Look for the last non-info line before the timeout — it almost always identifies the failure (missing key, port collision, malformed config).

Step 2 — Confirm gateway reachability from inside the container

docker exec session_$SESSION_ID curl -s -o /dev/null -w "%{http_code}\n" \ "$CM_GATEWAY_PROXY_URL/health"

A 200 confirms the LLM proxy path is open. Anything else means the agent’s CM_GATEWAY_PROXY_URL either points to the wrong host or the container’s network can’t reach it.

Step 3 — Check memory headroom

docker stats --no-stream session_$SESSION_ID

The OpenClaw skip-flag profile (default in current cm-runner) keeps each session at ~450 MB steady-state. If you see > 2 GB sustained, either:

  • The session is running a heavy workload — expected, scale the host.
  • A non-default OpenClaw configuration is spawning the full worker fan-out — unset any OPENCLAW_SKIP_*=0 overrides.

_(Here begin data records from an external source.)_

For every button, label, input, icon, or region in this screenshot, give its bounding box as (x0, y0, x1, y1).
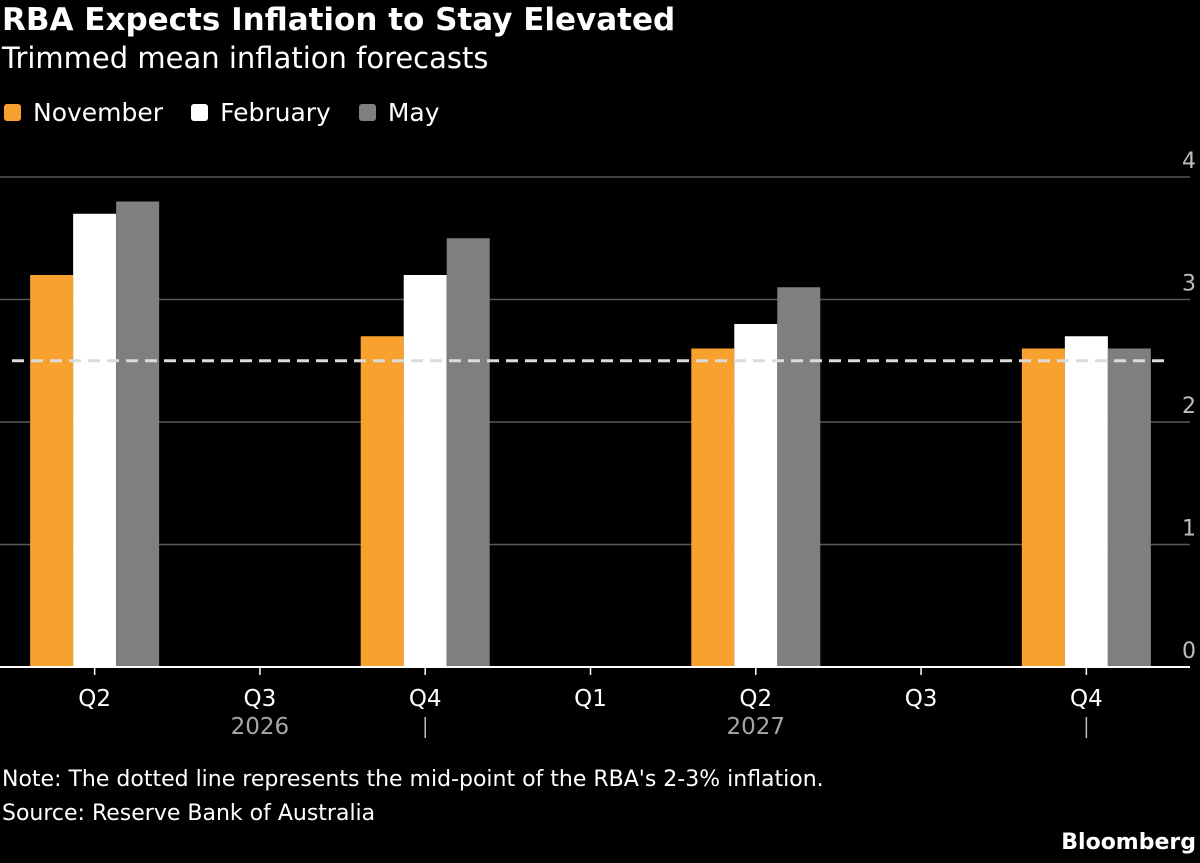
chart-subtitle: Trimmed mean inflation forecasts (2, 41, 489, 75)
bloomberg-logo: Bloomberg (1061, 830, 1196, 855)
x-tick-label: Q3 (244, 686, 277, 712)
bar-february-q2 (734, 324, 778, 667)
year-label: 2026 (231, 714, 290, 740)
x-tick-label: Q2 (739, 686, 772, 712)
bar-february-q4 (403, 275, 447, 667)
bar-may-q2 (777, 287, 821, 667)
chart-note: Note: The dotted line represents the mid… (2, 767, 824, 792)
year-label: 2027 (727, 714, 786, 740)
x-tick-label: Q1 (574, 686, 607, 712)
bar-november-q4 (1021, 348, 1065, 667)
legend-swatch-november (4, 104, 21, 121)
y-tick-label: 1 (1182, 517, 1196, 542)
legend-item-november: November (4, 98, 163, 127)
bar-february-q4 (1064, 336, 1108, 667)
legend-item-may: May (358, 98, 440, 127)
y-tick-label: 3 (1182, 272, 1196, 297)
bar-february-q2 (73, 213, 117, 667)
x-tick-label: Q4 (409, 686, 442, 712)
legend-swatch-february (191, 104, 209, 121)
bar-may-q4 (1107, 348, 1151, 667)
legend: November February May (4, 98, 468, 127)
y-tick-label: 4 (1182, 149, 1196, 174)
x-tick-label: Q4 (1070, 686, 1103, 712)
bar-may-q4 (446, 238, 490, 667)
bar-november-q4 (360, 336, 404, 667)
legend-swatch-may (358, 104, 376, 121)
bar-november-q2 (691, 348, 735, 667)
legend-item-february: February (191, 98, 331, 127)
chart-title: RBA Expects Inflation to Stay Elevated (2, 2, 676, 38)
legend-label-may: May (387, 98, 440, 127)
y-tick-label: 0 (1182, 639, 1196, 664)
x-tick-label: Q2 (78, 686, 111, 712)
x-tick-label: Q3 (905, 686, 938, 712)
legend-label-february: February (220, 98, 331, 127)
y-tick-label: 2 (1182, 394, 1196, 419)
bar-november-q2 (30, 275, 74, 667)
legend-label-november: November (33, 98, 164, 127)
chart-source: Source: Reserve Bank of Australia (2, 801, 376, 826)
bar-may-q2 (116, 201, 160, 667)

Step 4 — Rule out a bad image

If the same template fails on every machine, the published image is the suspect. Pin the template back to a known-good tag:

# Current pinned tag (default for new templates). curl -X PATCH \ -H "X-CM-API-Key: cm_sk_your_key_here" \ -H "Content-Type: application/json" \ https://api.curate-me.ai/gateway/admin/runners/templates/$TEMPLATE_ID \ -d '{"image_ref": "ghcr.io/curate-me-ai/openclaw-base:v2026.5.22"}' # Rollback to the previous pin (2026.4.2 stays available for 14 days # post-canary as the approved rollback target). curl -X PATCH \ -H "X-CM-API-Key: cm_sk_your_key_here" \ -H "Content-Type: application/json" \ https://api.curate-me.ai/gateway/admin/runners/templates/$TEMPLATE_ID \ -d '{"image_ref": "ghcr.io/curate-me-ai/openclaw-base:v2026.4.2"}'

(See Runner Operations runbook § 5 for the full template / skill-pack rollback procedure.)

Where to find logs

# Agent + OpenClaw merged docker logs cm-runner --tail 1000 | grep -E "openclaw|session_" # Container itself docker logs session_$SESSION_ID --tail 200

Server-side: runner_state_transition_failed with the rejected target state.